- Founder: Dzhokhar Dudayev
- Founded: 1 May 1990; 36 years ago
- Dissolved: 22 April 1996; 30 years ago
- Ideology: Chechen nationalism Anti-communism
- Political position: Big tent
- Religion: Sunni Islam
- International affiliation: Unrepresented Nations and Peoples Organization

Party flag

= All-National Congress of the Chechen People =

Political party in the Chechen Republic of Ichkeria

The All-National Congress of the Chechen People (Нохчийн халкъан дерригкъоман конгресс; NCChP) of the Chechen Republic of Ichkeria came to power on 1 November 1991 under president Dzhokhar Dudayev, a former commander of the Soviet air force base in Tartu, Estonia.
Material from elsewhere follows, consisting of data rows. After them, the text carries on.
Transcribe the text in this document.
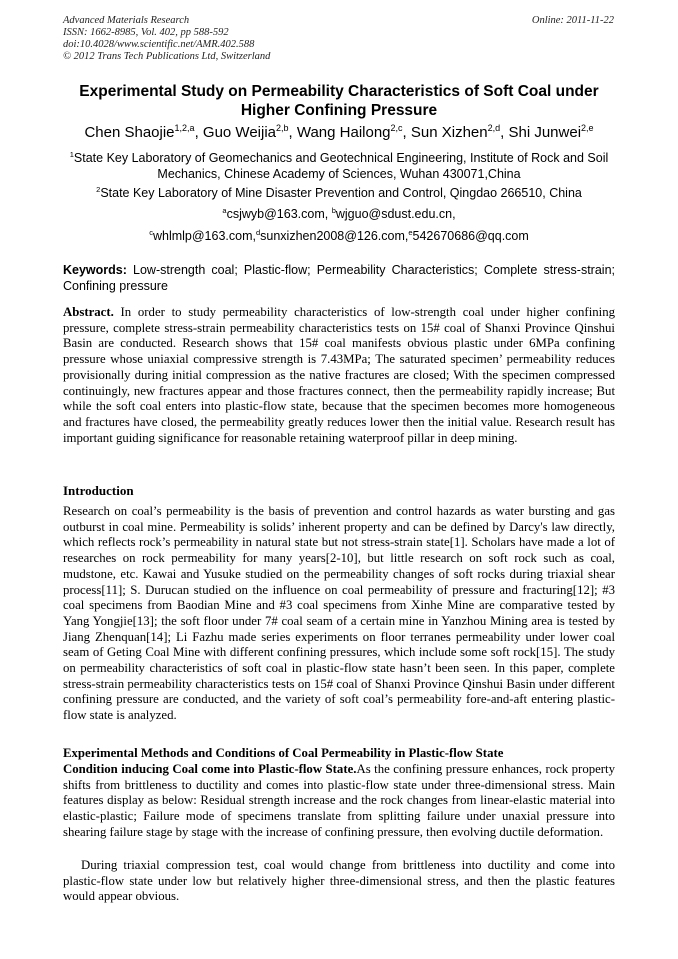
Advanced Materials Research
ISSN: 1662-8985, Vol. 402, pp 588-592
doi:10.4028/www.scientific.net/AMR.402.588
© 2012 Trans Tech Publications Ltd, Switzerland
Online: 2011-11-22
Experimental Study on Permeability Characteristics of Soft Coal under
Higher Confining Pressure
Chen Shaojie$^{1,2,a}$, Guo Weijia$^{2,b}$, Wang Hailong$^{2,c}$, Sun Xizhen$^{2,d}$, Shi Junwei$^{2,e}$
$^1$State Key Laboratory of Geomechanics and Geotechnical Engineering, Institute of Rock and Soil
Mechanics, Chinese Academy of Sciences, Wuhan 430071,China
$^2$State Key Laboratory of Mine Disaster Prevention and Control, Qingdao 266510, China
$^a$csjwyb@163.com, $^b$wjguo@sdust.edu.cn,
$^c$whlmlp@163.com,$^d$sunxizhen2008@126.com,$^e$542670686@qq.com
Keywords: Low-strength coal; Plastic-flow; Permeability Characteristics; Complete stress-strain; Confining pressure

Abstract. In order to study permeability characteristics of low-strength coal under higher confining pressure, complete stress-strain permeability characteristics tests on 15# coal of Shanxi Province Qinshui Basin are conducted. Research shows that 15# coal manifests obvious plastic under 6MPa confining pressure whose uniaxial compressive strength is 7.43MPa; The saturated specimen’ permeability reduces provisionally during initial compression as the native fractures are closed; With the specimen compressed continuingly, new fractures appear and those fractures connect, then the permeability rapidly increase; But while the soft coal enters into plastic-flow state, because that the specimen becomes more homogeneous and fractures have closed, the permeability greatly reduces lower then the initial value. Research result has important guiding significance for reasonable retaining waterproof pillar in deep mining.

Introduction

Research on coal’s permeability is the basis of prevention and control hazards as water bursting and gas outburst in coal mine. Permeability is solids’ inherent property and can be defined by Darcy's law directly, which reflects rock’s permeability in natural state but not stress-strain state[1]. Scholars have made a lot of researches on rock permeability for many years[2-10], but little research on soft rock such as coal, mudstone, etc. Kawai and Yusuke studied on the permeability changes of soft rocks during triaxial shear process[11]; S. Durucan studied on the influence on coal permeability of pressure and fracturing[12]; #3 coal specimens from Baodian Mine and #3 coal specimens from Xinhe Mine are comparative tested by Yang Yongjie[13]; the soft floor under 7# coal seam of a certain mine in Yanzhou Mining area is tested by Jiang Zhenquan[14]; Li Fazhu made series experiments on floor terranes permeability under lower coal seam of Geting Coal Mine with different confining pressures, which include some soft rock[15]. The study on permeability characteristics of soft coal in plastic-flow state hasn’t been seen. In this paper, complete stress-strain permeability characteristics tests on 15# coal of Shanxi Province Qinshui Basin under different confining pressure are conducted, and the variety of soft coal’s permeability fore-and-aft entering plastic-flow state is analyzed.

Experimental Methods and Conditions of Coal Permeability in Plastic-flow State

Condition inducing Coal come into Plastic-flow State.As the confining pressure enhances, rock property shifts from brittleness to ductility and comes into plastic-flow state under three-dimensional stress. Main features display as below: Residual strength increase and the rock changes from linear-elastic material into elastic-plastic; Failure mode of specimens translate from splitting failure under unaxial pressure into shearing failure stage by stage with the increase of confining pressure, then evolving ductile deformation.

During triaxial compression test, coal would change from brittleness into ductility and come into plastic-flow state under low but relatively higher three-dimensional stress, and then the plastic features would appear obvious.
Since its formation, the organization advocated sovereignty for Chechnya as a separate republic within the Soviet Union. During the period of Soviet breakup, it switched this to explicit support for the separation of "Ichkeria" from Russia.
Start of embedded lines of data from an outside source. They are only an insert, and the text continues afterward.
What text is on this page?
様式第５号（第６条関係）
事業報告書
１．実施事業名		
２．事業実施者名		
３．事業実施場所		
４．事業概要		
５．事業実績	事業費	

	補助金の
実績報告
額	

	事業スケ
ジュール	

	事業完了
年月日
On 7 September 1991, the NCChP National Guard seized government buildings and the radio and television center. They stormed a session of the Chechen-Ingush ASSR Supreme Soviet, which caused the death of the Soviet Communist Party chief for Grozny, Vitali Kutsenko, who was either thrown out of a window or fell trying to escape, and effectively dissolved the government of the Chechen-Ingush ASSR. Between 1991 and 2000 Chechnya was de facto an independent state.